Bookstore in New York, USA

J. Levine Books and Judaica is an independent bookstore located in Midtown Manhattan. J. Levine is a fifth-generation family business and one of the oldest standing Judaica stores in United States since it opened in 1905.

==History==
The business was founded in 1890 in Vilkomir, Lithuania, where sofer Hirsch Landy began selling the Torah scrolls he produced. In 1905, he immigrated to the United States and continued the business as a pushcart on the Lower East Side. In 1920, his son-in-law Joseph Levine incorporated and expanded the business to selling synagogue vestments, and his sons Harold, Melvin and Seymour Levine continued the business.

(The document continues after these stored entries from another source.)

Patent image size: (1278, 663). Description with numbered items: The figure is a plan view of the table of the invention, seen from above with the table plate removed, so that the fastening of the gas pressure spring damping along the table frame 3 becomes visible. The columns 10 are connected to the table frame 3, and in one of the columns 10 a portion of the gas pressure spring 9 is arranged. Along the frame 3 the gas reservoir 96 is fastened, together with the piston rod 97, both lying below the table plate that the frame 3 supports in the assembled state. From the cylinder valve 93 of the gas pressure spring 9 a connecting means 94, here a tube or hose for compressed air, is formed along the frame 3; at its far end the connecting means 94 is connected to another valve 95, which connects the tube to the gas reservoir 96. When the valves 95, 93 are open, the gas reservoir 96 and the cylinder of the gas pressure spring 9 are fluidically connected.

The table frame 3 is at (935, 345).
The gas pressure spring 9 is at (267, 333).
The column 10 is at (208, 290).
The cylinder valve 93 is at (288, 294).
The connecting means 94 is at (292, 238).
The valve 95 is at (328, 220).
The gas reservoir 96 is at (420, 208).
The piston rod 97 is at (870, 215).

J. Levine expanded to its current location in Midtown Manhattan, where it offers books, menorahs, and various Judaica, including gifts and children's games and toys that are popular during Hanukkah.

Like many traditional booksellers, the store saw a decrease in sales in the first few years of the 2000s, as Amazon.com surged in popularity. Seymour's son Daniel Levine, the fourth-generation owner, said business dropped 18 percent from 2000 to 2005. However, the store expanded its own business online in order to compete, and sales rose 20 percent, Levine said.

In 2019 after 130 years operating a Judaica store, the J Levine Manhattan store closed its brick and mortar store. It retains its online store and continues a Torah rental business and a retail Ketubah store in Manhattan by appointment.